The following is an excerpt from Chapter 14 (Scrum Planning Principles) of my book Essential Scrum.
I live in Colorado where the skiing is world-class. Occasionally I do some recreational skiing, but I’m no expert. A friend of mine, John, is an extreme skier. Honestly, there are times I wish I were one as well, but I’m not that skilled or that crazy; John is. Once John was sharing pictures of his adventures on a particularly insane mountain. Out of curiosity I asked him a simple question: “When you are positioned at the top of the mountain preparing to start your run, do you plan your entire route down?”
After he finished chuckling, he remarked, “No, if I did that I would just get myself killed.” He went on to say, “I pick a spot some distance down the mountain. My first goal is to ski to that spot. Maybe I plan the first two or three turns. Realistically, planning any further would be impossible and dangerous.”
“Why?” I asked.
“The terrain isn’t what it appears to be from the top because the lighting and other factors play tricks on you. Also, there are probably some trees down there somewhere, but from up top I can’t see them—if I decide while standing at the top to turn right at some point, and actually follow through on it, I might fly right into those trees. Plus there’s no predicting the 15-year-old on a snowboard who will fly over my head yelling, ‘Watch out, dude!’ You never know when you’ll have to change course, or why.”

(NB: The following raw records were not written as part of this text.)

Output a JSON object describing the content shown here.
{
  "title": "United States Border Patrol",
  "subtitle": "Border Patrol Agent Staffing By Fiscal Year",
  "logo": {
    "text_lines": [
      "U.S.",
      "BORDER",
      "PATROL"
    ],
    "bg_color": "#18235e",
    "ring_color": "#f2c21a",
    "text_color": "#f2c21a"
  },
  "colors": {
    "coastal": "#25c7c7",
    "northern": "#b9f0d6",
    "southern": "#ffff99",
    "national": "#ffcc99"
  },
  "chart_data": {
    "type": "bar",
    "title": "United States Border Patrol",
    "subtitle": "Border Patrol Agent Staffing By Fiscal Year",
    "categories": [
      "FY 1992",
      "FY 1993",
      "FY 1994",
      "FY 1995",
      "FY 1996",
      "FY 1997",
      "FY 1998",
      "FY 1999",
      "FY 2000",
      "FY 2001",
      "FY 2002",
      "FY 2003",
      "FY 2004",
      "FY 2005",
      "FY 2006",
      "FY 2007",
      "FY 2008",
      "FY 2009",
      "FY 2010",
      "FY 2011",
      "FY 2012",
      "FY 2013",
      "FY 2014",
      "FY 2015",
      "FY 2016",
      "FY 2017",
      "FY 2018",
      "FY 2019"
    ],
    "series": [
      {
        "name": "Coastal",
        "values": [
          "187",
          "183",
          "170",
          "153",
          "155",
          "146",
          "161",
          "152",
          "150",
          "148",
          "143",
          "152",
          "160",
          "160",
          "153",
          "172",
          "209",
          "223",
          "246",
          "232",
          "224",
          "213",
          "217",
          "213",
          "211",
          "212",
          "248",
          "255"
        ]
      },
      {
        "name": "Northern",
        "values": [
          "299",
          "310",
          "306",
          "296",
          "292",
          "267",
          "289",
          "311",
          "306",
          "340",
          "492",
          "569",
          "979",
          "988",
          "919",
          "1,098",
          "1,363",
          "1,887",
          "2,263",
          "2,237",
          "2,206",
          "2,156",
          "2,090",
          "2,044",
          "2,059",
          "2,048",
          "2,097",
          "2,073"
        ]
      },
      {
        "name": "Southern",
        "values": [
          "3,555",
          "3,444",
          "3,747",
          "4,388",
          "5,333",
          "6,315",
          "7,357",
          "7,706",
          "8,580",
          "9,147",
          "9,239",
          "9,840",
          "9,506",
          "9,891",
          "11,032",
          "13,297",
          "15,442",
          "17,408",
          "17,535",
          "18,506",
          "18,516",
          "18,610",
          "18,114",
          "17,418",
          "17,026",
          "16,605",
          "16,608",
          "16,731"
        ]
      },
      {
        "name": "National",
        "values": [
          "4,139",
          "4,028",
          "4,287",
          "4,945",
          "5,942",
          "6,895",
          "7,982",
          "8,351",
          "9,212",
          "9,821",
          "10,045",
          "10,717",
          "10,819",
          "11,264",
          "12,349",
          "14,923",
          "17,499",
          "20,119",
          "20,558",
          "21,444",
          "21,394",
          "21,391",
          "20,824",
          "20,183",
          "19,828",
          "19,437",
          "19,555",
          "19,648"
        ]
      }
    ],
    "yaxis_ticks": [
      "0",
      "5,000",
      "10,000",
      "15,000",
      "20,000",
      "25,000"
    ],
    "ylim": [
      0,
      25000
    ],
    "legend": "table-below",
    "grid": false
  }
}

After he finished his explanation, I remembered thinking, “Wow, that sounds like every interesting product development effort I’ve worked on.” You never can predict with great certainty when you’ll have to change course, or why. On the products where I was asked to create a detailed up-front plan, I did create one. But I can’t recall a single time this approach worked out. After we finished, I can’t recall ever looking back at the original plan and saying, “Got it perfect!” In a sense, trying to do too much up-front planning is like trying to plan every turn while standing on top of the mountain. Planning at this level of detail is wasteful; believing the plan is correct to the point of ignoring real-time data is downright dangerous.
Most of us have been involved in developing products where the level of detail associated with up-front predictive planning was just absurd. Does that mean we should do no up-front planning? No, that would be negligent and foolhardy. John certainly does some up-front planning—he studies major features of the terrain to give himself confidence before he starts his run. Equally foolhardy, however, is to plan to the point where it is difficult or costly to react to reality. Like John, we must find the proper balance between up-front prediction and just-in-time adaptation.
Do you plan your agile projects like John?